Gulf Marine Services (GMS) has suspended its CEO Tim Summers over a severance agreement as the company’s new board flexes its muscles.
A vote on November 10 saw the board largely replaced with representatives of GMS’ major shareholder, Seafox International. The two companies have fought a long-running battle but this appears to mark the end.
Following the vote, Summers was removed from his position as director but continued as CEO. This was in order to enable a “smooth transition” and for a new CEO to be appointed “in due course”.
That time appears to have arrived, 12 days later. GMS said it had suspended Summers over a payment to the official of £429,000 on November 10. The company will carry out an internal investigation into the severance package.
In the meantime, GMS has appointed chairman Mansour Al Alami as its interim executive chairman.
On November 11, the board made a number of new appointments, including Alami as chairman.
An EGM is to be held on November 25, on appointing the Seafox chair to GMS’ board.
Lenders in, lenders out
Seafox’s win has alienated GMS’ backers.
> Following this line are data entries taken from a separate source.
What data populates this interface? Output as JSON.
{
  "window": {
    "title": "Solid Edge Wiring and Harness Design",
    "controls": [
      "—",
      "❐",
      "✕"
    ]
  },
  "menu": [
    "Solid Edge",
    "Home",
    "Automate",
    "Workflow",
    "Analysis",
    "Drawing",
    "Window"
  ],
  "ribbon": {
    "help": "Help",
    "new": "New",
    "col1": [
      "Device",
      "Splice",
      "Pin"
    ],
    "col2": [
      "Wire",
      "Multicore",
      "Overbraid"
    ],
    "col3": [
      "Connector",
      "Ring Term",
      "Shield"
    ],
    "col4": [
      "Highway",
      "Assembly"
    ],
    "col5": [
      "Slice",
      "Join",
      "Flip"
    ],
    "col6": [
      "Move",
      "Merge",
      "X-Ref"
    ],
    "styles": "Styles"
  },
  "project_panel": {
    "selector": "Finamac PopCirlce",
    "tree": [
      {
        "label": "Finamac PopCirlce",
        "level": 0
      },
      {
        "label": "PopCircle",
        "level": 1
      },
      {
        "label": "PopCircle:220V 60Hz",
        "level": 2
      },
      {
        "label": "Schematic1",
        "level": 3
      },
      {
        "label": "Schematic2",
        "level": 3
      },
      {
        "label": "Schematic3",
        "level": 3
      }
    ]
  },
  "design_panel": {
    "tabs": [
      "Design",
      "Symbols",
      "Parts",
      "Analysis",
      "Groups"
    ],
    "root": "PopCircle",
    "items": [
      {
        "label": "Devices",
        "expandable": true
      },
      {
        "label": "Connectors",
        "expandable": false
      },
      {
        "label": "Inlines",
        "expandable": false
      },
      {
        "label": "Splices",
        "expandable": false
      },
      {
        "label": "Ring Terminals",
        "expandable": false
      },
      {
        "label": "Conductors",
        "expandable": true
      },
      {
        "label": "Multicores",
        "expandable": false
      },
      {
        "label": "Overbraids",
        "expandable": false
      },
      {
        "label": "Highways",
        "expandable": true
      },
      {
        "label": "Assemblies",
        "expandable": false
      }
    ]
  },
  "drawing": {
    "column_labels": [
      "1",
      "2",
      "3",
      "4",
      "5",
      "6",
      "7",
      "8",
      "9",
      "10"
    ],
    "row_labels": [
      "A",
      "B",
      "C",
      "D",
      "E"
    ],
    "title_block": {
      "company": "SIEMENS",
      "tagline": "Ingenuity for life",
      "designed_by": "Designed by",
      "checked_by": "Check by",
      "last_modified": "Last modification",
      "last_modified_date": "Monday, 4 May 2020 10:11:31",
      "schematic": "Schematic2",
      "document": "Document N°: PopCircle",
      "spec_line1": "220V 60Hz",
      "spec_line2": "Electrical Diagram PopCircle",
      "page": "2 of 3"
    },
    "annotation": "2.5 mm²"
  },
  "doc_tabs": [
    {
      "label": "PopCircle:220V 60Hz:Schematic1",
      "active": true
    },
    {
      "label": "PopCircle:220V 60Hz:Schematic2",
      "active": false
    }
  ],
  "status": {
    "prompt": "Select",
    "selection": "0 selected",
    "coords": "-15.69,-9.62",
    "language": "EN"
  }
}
BofA Securities and Canaccord Genuity resigned as votes went in favour of Seafox’s nominees. On November 9, before the vote, GMS’ six lenders said they would not renegotiate terms of financing.
GMS flagged a note from Abu Dhabi Commercial Bank (ADCB) expressing concern about votes by activist shareholders against the issue of warrants. Should GMS breach its financial obligations, the bank said, ADCB would have no choice but to “enforce its rights”, which would likely push the company into administration.
GMS’ new board said it was reviewing the company’s business and operations, including its financing. It plans to begin talks with lenders to find a way forward.
When Seafox was putting its case to GMS’ shareholders, the company said it was focused on generating returns and had “deep knowledge” of the sector. It proposed cost cuts and reducing interest payments through its relationships with lenders.